The third aspect of Moscow’s offensive aims to mobilize Russian “compatriots” in Estonia on the basis of residual Soviet values — in this case the Soviet “liberation” of the Baltic states from “fascism.” Furthermore, Moscow now seeks for the first time since 1991 to justify that “liberation” and stigmatize the opposite viewpoint at the international level.

The Bronze Soldier’s relocation from downtown Tallinn is not only a pretext for assailing Estonia. By defending this Soviet symbol and the whole legacy associated with it, the Kremlin rejects coming to terms with Russia’s recent history of communist crimes against its own and neighboring nations.

To resist such coming to terms at home, Russian authorities apparently feel that they must resist that process in neighboring countries as well. By stirring up enmity within Russia against Estonia over the Bronze Soldier, the Kremlin seeks to immunize the public against any Russian form of Vergangenheits-Bewaeltigung (Germany’s post-Nazi comprehension of its history) so as to avoid internal challenges to the Soviet-successor ruling elite.

The European Union collectively and its current German presidency in particular, do not seem to have thought through the implications of Moscow’s strategy in this crisis thus far. Instead of dealing with Russia’s assault on Estonia as an EU problem, most member governments and most authorities in Brussels treat the crisis as a bilateral Russia-Estonia problem.

The EU has chosen to concentrate its efforts on a derivative aspect of the crisis — namely, the siege of Estonia’s embassy in Moscow with multiple breaches of the Vienna Convention of Diplomatic Relations. However, the EU has thus far avoided involvement with the core issues at stake in this crisis: Russian bullying of an EU member country, Estonia’s right to sovereign immunity, and EU political solidarity. The EU’s High Representative for the Common Foreign and Security policy, Javier Solana, did address these issues in a supportive telephone call to Tallinn early in the crisis, but this turned out to be a rare exception (BNS, April 29). Other Brussels authorities have declined to speak up on those issues, as have most of the EU’s member governments other than those in the Baltic Sea region.

Germany, current holder of the EU presidency, has positioned itself equidistantly between Tallinn and Moscow on the core political issues. In a spirit of moral and political relativism, Chancellor Angela Merkel and Minister of Foreign Affairs Frank Walter Steinmeier have urged “both sides” in equal measure to show “moderation.”

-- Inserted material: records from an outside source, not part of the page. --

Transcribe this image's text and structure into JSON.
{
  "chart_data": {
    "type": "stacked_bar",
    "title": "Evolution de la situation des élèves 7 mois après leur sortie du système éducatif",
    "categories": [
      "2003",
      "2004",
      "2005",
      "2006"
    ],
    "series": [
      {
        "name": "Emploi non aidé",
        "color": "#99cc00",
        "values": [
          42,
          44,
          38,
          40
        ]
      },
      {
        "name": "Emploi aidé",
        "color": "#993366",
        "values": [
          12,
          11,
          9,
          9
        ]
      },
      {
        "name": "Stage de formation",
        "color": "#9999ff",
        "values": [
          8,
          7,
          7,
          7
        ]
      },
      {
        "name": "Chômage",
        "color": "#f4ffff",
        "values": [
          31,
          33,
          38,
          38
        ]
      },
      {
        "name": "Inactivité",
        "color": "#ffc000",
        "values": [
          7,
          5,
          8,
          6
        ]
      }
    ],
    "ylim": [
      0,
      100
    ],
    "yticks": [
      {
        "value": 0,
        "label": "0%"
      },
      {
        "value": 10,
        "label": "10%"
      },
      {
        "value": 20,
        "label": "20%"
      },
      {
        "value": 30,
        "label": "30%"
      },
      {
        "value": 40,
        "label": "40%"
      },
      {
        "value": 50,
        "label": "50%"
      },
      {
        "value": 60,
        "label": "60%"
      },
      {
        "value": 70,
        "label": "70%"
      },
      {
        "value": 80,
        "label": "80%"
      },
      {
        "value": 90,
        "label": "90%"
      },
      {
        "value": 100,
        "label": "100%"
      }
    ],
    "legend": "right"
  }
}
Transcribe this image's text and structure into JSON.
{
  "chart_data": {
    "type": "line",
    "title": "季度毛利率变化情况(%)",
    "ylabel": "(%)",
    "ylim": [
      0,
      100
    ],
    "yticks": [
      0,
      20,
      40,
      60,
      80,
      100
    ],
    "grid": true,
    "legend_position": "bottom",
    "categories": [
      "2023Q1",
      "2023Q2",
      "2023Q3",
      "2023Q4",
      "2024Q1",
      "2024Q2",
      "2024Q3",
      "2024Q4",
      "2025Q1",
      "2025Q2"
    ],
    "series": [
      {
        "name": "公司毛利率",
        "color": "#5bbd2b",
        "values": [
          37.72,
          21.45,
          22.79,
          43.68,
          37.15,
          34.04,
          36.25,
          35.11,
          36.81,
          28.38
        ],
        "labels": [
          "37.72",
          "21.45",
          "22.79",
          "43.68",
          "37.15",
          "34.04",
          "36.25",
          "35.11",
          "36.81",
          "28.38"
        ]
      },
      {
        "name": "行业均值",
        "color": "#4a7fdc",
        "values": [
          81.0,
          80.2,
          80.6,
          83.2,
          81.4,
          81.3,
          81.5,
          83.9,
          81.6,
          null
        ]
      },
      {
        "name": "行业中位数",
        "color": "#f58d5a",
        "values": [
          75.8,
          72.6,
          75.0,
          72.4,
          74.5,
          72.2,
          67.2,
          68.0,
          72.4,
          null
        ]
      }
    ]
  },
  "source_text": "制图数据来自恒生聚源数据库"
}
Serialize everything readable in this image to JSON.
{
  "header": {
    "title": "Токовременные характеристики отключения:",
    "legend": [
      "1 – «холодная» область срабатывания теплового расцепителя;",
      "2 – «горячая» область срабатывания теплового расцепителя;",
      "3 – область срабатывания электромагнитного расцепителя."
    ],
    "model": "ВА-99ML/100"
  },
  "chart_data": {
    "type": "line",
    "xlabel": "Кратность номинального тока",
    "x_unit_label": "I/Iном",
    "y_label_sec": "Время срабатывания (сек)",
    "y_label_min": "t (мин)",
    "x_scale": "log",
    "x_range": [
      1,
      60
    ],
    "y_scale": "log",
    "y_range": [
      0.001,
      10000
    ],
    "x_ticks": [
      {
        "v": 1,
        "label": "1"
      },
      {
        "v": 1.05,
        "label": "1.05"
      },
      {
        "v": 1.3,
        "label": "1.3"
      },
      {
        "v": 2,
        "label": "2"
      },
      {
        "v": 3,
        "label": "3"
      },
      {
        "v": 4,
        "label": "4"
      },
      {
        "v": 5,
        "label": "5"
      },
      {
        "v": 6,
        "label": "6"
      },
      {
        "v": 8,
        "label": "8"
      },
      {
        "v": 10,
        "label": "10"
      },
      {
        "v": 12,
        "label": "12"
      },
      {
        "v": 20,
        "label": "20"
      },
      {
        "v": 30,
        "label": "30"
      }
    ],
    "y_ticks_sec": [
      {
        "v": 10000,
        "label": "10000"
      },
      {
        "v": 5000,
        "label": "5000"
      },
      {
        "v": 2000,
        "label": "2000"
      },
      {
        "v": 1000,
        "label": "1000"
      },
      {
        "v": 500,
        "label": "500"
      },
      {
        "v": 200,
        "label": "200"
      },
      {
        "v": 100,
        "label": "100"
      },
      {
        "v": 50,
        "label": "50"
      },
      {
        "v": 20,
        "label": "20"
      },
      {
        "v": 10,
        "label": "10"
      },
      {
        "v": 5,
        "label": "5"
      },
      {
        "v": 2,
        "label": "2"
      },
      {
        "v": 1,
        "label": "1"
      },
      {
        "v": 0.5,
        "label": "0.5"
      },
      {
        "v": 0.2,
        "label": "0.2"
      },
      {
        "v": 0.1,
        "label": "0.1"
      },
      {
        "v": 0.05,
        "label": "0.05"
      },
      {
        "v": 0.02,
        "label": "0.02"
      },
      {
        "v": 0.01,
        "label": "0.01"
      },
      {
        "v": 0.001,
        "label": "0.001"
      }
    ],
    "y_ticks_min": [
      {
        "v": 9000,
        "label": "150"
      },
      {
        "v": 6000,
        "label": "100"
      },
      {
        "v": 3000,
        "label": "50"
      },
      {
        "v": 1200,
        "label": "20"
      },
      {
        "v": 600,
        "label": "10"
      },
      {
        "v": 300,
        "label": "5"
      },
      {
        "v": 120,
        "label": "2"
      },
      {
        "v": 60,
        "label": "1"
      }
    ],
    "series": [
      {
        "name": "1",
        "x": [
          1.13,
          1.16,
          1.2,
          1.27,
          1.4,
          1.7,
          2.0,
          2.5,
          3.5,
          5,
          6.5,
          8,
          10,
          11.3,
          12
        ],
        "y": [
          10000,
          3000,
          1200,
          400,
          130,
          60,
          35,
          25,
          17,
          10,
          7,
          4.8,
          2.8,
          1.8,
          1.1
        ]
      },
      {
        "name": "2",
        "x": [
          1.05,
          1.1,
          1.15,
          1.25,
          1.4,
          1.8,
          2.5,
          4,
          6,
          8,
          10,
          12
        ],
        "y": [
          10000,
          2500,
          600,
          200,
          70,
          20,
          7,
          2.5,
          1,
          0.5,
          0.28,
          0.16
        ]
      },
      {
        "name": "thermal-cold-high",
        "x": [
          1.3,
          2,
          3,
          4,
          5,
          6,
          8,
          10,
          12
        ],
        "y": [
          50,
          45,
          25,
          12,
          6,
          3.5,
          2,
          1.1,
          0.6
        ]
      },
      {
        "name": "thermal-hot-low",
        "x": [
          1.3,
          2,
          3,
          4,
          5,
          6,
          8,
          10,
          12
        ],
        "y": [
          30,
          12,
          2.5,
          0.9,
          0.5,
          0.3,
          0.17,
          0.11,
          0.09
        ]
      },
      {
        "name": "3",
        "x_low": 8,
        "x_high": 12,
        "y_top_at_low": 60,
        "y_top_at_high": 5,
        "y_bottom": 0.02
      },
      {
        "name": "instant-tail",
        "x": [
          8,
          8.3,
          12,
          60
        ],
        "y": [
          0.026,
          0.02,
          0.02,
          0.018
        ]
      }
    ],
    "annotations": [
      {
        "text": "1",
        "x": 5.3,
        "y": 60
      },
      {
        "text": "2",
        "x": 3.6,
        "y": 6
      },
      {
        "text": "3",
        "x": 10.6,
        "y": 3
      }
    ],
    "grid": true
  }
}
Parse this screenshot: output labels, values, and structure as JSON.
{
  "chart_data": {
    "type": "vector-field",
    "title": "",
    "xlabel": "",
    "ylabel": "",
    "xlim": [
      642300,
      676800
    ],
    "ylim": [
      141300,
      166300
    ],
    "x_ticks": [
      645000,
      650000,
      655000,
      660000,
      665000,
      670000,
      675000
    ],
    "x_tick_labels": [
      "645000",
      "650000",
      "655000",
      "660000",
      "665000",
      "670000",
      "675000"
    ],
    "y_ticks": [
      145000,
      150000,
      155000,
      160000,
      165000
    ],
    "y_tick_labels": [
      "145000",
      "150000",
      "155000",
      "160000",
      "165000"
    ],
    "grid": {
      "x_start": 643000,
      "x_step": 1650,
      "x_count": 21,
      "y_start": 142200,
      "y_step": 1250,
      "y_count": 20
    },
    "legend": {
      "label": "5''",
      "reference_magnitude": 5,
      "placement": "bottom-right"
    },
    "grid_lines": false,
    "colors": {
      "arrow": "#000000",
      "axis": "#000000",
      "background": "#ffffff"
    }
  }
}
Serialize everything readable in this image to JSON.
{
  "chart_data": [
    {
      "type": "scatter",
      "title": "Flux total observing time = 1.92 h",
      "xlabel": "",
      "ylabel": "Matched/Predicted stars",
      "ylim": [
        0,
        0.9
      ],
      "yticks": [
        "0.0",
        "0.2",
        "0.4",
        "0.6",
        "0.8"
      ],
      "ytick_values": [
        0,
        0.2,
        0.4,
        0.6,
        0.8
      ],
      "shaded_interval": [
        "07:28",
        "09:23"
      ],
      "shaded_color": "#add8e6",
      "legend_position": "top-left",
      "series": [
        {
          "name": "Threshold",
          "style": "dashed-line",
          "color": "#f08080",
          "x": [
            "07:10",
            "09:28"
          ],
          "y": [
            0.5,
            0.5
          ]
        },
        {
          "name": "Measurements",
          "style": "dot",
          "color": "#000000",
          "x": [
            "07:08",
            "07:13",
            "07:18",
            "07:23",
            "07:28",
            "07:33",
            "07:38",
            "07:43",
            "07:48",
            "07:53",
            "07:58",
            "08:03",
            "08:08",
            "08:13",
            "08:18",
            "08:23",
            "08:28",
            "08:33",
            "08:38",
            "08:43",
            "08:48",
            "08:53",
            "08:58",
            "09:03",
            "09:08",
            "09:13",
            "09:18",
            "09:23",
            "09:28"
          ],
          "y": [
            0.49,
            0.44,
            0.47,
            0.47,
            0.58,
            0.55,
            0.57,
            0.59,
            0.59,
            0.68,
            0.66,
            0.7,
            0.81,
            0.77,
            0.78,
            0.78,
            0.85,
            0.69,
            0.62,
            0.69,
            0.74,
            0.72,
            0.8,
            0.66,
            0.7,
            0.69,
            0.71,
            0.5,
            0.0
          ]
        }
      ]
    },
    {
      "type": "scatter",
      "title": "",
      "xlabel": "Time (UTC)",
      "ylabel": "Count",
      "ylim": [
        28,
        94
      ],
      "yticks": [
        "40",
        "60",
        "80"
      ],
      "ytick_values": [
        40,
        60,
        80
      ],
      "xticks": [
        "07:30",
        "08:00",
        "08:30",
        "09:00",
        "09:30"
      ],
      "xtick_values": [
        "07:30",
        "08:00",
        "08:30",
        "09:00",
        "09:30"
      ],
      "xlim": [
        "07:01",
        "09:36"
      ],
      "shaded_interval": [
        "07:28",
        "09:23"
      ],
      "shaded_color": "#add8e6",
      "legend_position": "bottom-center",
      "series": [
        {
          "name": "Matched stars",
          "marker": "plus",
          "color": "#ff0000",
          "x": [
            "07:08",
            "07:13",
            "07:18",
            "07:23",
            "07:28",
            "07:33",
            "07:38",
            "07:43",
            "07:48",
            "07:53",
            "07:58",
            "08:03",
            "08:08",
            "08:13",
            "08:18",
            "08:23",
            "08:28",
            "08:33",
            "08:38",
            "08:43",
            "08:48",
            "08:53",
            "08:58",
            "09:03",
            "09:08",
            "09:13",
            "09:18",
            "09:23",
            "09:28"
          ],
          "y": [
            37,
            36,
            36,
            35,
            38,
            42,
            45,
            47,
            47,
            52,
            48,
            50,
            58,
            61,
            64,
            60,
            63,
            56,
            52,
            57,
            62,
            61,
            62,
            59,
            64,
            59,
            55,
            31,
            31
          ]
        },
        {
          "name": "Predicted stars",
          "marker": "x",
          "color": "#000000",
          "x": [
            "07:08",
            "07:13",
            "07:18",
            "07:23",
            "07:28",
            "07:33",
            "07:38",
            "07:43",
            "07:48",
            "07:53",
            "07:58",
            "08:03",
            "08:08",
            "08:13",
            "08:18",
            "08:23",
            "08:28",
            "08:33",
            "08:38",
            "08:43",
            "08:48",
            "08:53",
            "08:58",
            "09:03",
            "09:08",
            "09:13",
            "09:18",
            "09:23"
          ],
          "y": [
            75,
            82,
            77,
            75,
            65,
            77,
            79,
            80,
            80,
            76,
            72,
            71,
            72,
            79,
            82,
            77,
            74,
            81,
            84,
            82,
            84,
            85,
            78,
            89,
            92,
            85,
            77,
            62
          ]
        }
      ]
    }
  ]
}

Meanwhile, Berlin brokered a “compromise” solution to the siege of the Estonian embassy in Moscow. There the situation came to a head on May 2 when activists of the Kremlin-sponsored organization Nashi tried to jostle Estonia’s Ambassador Marina Kaljurand, who was rescued by her bodyguards. On May 3, Steinmeier and Russia’s Minister of Foreign Affairs Sergei Lavrov agreed among themselves that Kaljurand would return to Tallinn “on leave” while Russian authorities would lift the siege at the Embassy (DPA, May 4). Rowdy demonstrators followed Kaljurand all the way to the airport where they staged another “unauthorized” demonstration against Estonia.